Finding beauty in the agricultural landscape: How the social and demographic uniqueness of a population relates to preferences for farmland practices

Peter Howley, Cathal O. Donoghue and Stephen Hynes. "Exploring public preferences for traditional farming landscapes." Landscape and Urban Planning, no. 104 (2012): 66-74.

Agricultural land provides the public with more goods than just the food and fiber for sale in markets. Farmland also provides public environmental and social goods – benefiting water and soil quality for example, or providing aesthetic beauty or strengthened identities for those who find cultural significance in farms. Nonetheless, expanding populations and increased economic wealth contribute to urbanization and development of agricultural land. Furthermore, economic pressure to feed the most people per farm has caused a shift from traditional rural extensive farming to industrial intensive agriculture—which is less likely to provide the same environmental and social benefits to the public.

To make better policy, decision makers must understand the public's values and preferences.  Howley, Donoghue, and Hynes, a team of scientist from the National University of Ireland and the Rural Economy Development Programme, joined together to determine whether there are distinct personal characteristics that can impact preferences for agricultural landscapes. They published their findings in a 2012 article in Landscape and Urban Planning.

Through a national survey, Howley's team measured whether population demographics and environmental value orientations impact how people rank the beauty of traditional or industrial agricultural landscapes. Demographics include age, place of residence, familiarity with the landscape, and gender. Environmental value orientations include an individual's beliefs about the environment and how that person relates to nature. Environmental values are relatively permanent and are life goals or principles that guide people's behavior and decision making. Some examples of environmental value orientations are those with nature-centered or human-centered value systems.

Interviewees were asked to rate the beauty of agricultural landscapes using different photos of farms. Some of the farms in the photos used traditional extensive farming and some used industrial intensive farming practices. Traditional farming systems mix cultivating crops with raising livestock on semi-natural grasslands.

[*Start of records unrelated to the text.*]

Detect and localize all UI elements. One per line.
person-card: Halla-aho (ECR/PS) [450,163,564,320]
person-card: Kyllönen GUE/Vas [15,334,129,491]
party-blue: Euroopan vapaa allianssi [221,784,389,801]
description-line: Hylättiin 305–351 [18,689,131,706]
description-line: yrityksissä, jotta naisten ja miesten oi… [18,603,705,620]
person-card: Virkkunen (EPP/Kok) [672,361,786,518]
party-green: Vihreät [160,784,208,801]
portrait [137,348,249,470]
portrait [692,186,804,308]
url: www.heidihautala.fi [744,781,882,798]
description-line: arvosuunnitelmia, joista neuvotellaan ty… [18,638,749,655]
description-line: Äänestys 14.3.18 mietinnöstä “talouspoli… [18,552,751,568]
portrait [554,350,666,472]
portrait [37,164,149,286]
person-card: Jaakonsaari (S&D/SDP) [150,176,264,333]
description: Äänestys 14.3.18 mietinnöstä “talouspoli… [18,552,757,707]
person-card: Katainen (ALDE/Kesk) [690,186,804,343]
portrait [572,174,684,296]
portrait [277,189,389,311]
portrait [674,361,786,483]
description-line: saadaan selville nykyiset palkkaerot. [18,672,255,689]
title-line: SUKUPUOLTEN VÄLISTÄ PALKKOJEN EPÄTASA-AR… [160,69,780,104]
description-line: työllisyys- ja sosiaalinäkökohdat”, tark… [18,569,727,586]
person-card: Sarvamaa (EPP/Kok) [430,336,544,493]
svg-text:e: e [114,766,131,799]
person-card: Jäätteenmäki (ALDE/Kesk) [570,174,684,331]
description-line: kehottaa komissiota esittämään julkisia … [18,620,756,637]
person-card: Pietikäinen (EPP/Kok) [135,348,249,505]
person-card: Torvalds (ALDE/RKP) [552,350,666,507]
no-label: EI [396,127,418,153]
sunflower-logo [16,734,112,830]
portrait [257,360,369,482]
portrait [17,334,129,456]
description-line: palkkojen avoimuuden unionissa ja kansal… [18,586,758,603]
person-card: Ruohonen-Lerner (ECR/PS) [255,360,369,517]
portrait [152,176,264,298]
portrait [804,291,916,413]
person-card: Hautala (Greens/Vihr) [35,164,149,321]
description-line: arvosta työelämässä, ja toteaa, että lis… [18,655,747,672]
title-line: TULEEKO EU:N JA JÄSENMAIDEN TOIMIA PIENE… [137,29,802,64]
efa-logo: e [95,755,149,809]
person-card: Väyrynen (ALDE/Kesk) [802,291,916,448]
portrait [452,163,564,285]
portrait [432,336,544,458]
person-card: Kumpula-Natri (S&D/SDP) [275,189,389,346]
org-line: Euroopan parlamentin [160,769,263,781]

Industrial farming practices focus on simplified crop rotations and are less likely to include these semi-natural grasslands. The team also asked the interviewees to indicate how strongly they agreed or disagreed with 12 statements about the environment to capture the interviewees' environmental value orientations. 

Eighty three percent of respondents found the quality of the surrounding landscape a very important or important factor in choosing where to live. Almost 85% of those surveyed mentioned that they were very concerned or fairly concerned about the environment. Howley's team suggested that respondents' perceptions of their surrounding landscapes are important to the public and that the public is generally concerned with environmental issues.

The respondents found the rural extensive agricultural landscapes more aesthetically pleasing than the intensive industrial agricultural landscapes, although the individuals appeared to find all the farming landscapes beautiful.

Several demographic variables were found to have an effect on individuals' landscape preferences. Older people, females, and those who already live rurally were more likely to prefer traditional farm landscapes.

Individuals labeled as "multi-functionalists" – people who value the multi-functionality of an agricultural landscape and how it can provide a range of marketable and non-marketed goods – were much more likely to rate traditional farm landscapes as extremely beautiful. The "environmental apathetic" – people who have a negative attitude towards farmland – were less likely to rate the traditional landscapes as extremely beautiful.

As developmental pressures force farmland into urbanization and economic pressures drive farmland to become more productive, decision makers can encourage policies that capture the environmental and social goods from agricultural land that are valued by the general public. One way to do this is to tailor policies by local population demographics and preferences for agricultural landscapes.